Exerzitien liegen im Trend. Mehr als 250.000 Menschen nehmen pro Jahr in Deutschland an Exerzitien teil. Dafür gibt es viele Gründe. Einer ist ganz sicher - die Sehnsucht. Am Beginn von Exerzitien drücken das die Teilnehmer unterschiedlich aus: "Ich möchte endlich wieder einmal Zeit für mich haben", sagt eine Frau. Sie arbeitet als Angestellte im Büro und hat zu hause zwei jugendliche Töchter. "Ich suche die Stille", erzählt ein Mann. "Sonst geht es bei mir immer so furchtbar hektisch zu". Und eine ältere Dame meint: "Mir haben Exerzitien immer gut getan. Gott hat mich schon so oft beschenkt. Hoffentlich ist das jetzt wieder so".

"Endlich", "ich suche", "hoffentlich". So drücken Menschen heute aus, dass sie Sehnsucht haben. Sie wünschen sich, zu sich selbst zu finden. Sie erhoffen sich, zur Ruhe zu kommen. Sie möchten an den guten Erfahrungen anknüpfen, die sie schon einmal gemacht haben. Und viele haben den Wunsch, in den Exerzitien etwas von Gott zu erfahren.

Die Sehnsucht steht oft am Anfang von Exerzitien. Die Teilnehmer kommen mit ihren leisen Wünschen, ihren stillen Erwartungen. Und das ist gut so.

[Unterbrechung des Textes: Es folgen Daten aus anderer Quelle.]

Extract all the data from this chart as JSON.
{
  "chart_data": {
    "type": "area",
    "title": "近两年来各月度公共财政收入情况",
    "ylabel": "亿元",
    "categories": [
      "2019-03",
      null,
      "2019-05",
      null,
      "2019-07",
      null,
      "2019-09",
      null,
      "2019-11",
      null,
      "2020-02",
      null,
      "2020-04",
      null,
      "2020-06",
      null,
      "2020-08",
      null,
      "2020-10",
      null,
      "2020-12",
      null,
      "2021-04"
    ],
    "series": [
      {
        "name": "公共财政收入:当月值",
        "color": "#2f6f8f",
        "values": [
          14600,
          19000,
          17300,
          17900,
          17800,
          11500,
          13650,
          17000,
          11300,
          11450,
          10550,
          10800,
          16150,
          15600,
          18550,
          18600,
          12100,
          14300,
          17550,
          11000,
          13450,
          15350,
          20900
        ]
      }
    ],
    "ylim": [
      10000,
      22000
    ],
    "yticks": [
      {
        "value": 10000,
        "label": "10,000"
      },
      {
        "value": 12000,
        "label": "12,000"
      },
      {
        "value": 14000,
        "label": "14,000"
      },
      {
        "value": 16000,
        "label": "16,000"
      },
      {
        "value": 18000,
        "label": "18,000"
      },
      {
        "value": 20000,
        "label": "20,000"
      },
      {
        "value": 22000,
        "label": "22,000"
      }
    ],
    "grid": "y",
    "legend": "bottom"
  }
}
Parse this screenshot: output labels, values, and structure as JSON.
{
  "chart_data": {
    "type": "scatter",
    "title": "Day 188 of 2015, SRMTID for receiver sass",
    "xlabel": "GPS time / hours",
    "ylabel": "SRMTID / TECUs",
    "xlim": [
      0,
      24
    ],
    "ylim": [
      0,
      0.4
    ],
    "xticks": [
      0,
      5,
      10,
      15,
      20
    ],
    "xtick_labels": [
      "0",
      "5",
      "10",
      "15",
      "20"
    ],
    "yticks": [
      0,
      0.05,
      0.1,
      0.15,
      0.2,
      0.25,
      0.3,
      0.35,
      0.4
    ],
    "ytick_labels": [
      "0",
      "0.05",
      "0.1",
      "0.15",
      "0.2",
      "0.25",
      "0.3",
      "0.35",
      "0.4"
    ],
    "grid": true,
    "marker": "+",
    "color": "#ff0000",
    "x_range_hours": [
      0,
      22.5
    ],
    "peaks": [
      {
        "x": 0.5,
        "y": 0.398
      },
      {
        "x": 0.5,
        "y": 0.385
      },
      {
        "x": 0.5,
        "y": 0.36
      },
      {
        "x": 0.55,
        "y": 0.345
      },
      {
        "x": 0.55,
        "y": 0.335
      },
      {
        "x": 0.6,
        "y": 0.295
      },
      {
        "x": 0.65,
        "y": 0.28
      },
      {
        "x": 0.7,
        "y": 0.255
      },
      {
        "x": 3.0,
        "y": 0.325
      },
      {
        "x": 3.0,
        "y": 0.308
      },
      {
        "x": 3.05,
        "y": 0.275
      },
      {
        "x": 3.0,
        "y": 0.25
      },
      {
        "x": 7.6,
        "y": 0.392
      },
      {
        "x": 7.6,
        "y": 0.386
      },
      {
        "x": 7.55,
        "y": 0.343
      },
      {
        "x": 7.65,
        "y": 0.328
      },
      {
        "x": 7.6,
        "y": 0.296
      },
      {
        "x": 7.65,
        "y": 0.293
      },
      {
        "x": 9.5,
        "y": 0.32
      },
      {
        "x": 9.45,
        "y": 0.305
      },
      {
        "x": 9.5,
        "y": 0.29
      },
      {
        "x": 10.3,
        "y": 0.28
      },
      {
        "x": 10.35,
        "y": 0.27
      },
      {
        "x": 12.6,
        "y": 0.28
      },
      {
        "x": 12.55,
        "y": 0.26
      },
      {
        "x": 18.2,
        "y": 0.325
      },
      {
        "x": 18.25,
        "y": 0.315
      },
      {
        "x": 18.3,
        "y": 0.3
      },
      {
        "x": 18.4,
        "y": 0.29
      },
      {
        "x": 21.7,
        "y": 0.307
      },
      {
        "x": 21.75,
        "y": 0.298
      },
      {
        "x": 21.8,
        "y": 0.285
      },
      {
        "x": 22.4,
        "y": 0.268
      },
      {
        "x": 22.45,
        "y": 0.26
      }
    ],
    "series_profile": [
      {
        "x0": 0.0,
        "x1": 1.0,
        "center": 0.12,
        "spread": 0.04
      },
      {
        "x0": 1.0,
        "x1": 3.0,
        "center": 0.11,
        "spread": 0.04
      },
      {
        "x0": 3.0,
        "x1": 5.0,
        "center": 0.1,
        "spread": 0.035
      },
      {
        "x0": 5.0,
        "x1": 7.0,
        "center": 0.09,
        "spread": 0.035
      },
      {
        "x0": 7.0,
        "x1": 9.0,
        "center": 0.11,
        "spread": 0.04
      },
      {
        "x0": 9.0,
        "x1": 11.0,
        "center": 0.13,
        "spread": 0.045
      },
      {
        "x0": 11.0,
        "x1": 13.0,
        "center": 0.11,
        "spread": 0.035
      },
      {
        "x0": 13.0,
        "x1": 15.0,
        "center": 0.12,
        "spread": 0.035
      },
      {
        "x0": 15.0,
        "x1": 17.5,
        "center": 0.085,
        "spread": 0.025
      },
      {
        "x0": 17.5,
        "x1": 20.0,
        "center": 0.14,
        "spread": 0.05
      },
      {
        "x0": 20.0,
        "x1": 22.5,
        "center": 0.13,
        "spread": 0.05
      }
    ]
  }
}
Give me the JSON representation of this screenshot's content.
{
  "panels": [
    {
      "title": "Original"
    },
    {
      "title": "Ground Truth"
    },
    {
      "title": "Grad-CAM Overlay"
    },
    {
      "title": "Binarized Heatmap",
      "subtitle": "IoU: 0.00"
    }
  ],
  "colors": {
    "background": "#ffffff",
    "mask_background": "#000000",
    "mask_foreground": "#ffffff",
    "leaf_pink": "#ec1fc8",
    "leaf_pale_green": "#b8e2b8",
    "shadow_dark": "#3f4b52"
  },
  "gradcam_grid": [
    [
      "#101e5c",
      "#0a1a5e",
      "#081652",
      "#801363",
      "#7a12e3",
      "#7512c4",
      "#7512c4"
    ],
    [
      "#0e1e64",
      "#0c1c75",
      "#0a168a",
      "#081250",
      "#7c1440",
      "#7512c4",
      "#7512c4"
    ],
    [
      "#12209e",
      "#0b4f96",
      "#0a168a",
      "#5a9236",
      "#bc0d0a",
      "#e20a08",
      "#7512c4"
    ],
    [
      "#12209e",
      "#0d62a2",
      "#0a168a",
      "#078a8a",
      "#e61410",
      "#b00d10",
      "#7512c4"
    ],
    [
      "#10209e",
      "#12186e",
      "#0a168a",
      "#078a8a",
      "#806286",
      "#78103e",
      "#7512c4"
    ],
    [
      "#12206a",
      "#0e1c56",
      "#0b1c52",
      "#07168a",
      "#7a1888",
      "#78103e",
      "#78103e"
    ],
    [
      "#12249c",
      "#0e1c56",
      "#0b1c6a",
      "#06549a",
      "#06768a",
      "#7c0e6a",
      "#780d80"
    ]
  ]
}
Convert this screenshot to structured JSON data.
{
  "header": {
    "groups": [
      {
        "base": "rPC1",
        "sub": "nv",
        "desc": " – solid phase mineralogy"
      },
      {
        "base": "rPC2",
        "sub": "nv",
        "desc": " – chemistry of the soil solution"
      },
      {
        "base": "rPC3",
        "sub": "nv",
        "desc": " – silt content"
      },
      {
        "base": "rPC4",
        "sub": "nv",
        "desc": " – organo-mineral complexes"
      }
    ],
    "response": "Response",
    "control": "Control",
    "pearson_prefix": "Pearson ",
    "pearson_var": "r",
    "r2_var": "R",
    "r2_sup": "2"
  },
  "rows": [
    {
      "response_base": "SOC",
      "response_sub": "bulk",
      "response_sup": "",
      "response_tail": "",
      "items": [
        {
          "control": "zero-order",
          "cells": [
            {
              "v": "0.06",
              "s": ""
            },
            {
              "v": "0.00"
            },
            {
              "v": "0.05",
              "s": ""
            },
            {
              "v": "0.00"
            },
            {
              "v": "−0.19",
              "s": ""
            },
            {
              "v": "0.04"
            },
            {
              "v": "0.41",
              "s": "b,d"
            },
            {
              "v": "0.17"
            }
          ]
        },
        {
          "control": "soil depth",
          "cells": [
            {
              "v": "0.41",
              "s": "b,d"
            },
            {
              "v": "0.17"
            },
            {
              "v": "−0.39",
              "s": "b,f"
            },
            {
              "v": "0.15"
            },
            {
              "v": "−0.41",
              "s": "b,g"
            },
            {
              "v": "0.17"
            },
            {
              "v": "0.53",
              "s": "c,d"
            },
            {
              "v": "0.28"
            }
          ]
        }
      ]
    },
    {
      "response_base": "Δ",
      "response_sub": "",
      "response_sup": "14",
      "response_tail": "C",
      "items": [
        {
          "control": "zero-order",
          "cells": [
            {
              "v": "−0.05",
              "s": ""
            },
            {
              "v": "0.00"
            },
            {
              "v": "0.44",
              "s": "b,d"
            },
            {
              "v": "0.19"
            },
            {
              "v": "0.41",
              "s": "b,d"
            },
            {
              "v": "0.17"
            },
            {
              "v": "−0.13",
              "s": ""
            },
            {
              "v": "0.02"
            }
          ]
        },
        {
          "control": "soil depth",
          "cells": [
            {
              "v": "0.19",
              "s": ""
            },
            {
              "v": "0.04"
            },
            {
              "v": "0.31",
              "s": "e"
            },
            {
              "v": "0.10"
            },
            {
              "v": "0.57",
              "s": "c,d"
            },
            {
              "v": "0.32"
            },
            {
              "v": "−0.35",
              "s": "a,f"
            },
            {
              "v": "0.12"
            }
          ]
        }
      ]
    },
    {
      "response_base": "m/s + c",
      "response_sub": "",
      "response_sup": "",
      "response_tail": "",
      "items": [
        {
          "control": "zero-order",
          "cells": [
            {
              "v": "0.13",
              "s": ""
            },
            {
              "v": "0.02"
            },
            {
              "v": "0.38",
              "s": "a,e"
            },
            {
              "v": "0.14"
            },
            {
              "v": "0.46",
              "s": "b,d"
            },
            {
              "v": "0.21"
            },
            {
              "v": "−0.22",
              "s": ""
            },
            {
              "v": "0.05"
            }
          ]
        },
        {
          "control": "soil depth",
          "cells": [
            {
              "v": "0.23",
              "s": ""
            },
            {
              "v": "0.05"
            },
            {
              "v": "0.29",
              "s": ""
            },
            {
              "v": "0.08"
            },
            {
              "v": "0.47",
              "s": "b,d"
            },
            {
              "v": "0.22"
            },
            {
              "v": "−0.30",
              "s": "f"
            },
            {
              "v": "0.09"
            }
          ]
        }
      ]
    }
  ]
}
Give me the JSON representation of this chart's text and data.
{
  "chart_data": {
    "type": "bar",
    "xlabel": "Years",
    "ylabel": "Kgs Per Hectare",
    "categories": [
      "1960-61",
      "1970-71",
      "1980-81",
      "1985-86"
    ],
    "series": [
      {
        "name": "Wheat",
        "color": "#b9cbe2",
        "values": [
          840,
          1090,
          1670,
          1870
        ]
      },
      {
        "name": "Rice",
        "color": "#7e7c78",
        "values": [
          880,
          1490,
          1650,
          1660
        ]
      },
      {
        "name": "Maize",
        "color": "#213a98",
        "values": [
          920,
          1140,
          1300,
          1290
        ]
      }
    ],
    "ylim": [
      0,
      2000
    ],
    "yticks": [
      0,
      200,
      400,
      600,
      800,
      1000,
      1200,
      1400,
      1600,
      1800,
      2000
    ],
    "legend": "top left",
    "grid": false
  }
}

Denn immer schon war es die Überzeugung der Christen, dass Gott allein die Sehnsucht des Menschen stillen kann. "Unruhig ist unser Herz, bis es Ruhe findet in dir", betet der heilige Augustinus. Und Augustinus weiß, wovon er spricht. Viele Jahre seines Lebens war er auf der Suche.

Auch die Bibel spricht von der Sehnsucht. In den Psalmen gibt es ein anschauliches Bild: Wie ein durstiger Hirsch nach frischem Wasser lechzt, so "lechzt meine Seele, Gott, nach dir" (Ps 42,2). Der Psalmist ahnt: Nur wenn er etwas von Gott erfährt, wird seine Sehnsucht gestillt. Für den Apostel Paulus wartet die ganze Schöpfung sehnsüchtig. Und der Mensch wartet mit ihr. Paulus geht aber noch einen Schritt weiter: Die Sehnsucht, die der Mensch in sich wahrnimmt, ist ein Weg zu Gott! Sie hilft dem Suchenden, sich von Gottes Geist führen zu lassen. Das "Seufzen, das wir nicht in Worte fassen können" (Röm 8,26) ist die Art und Weise, wie der Heilige Geist für uns eintritt. Allein wäre der Mensch zu schwach. Er würde aufgeben. Den Weg zu Gott vielleicht verlassen. Oder stehen bleiben. Wenn er nicht tief in sich eine Sehnsucht spüren würde. Durch sie führt Gottes Geist den Menschen weiter. Die Sehnsucht kommt also von Gott. Er legt sie in den Menschen hinein. Es ist seine behutsame Weise, den Suchenden zu sich zu führen.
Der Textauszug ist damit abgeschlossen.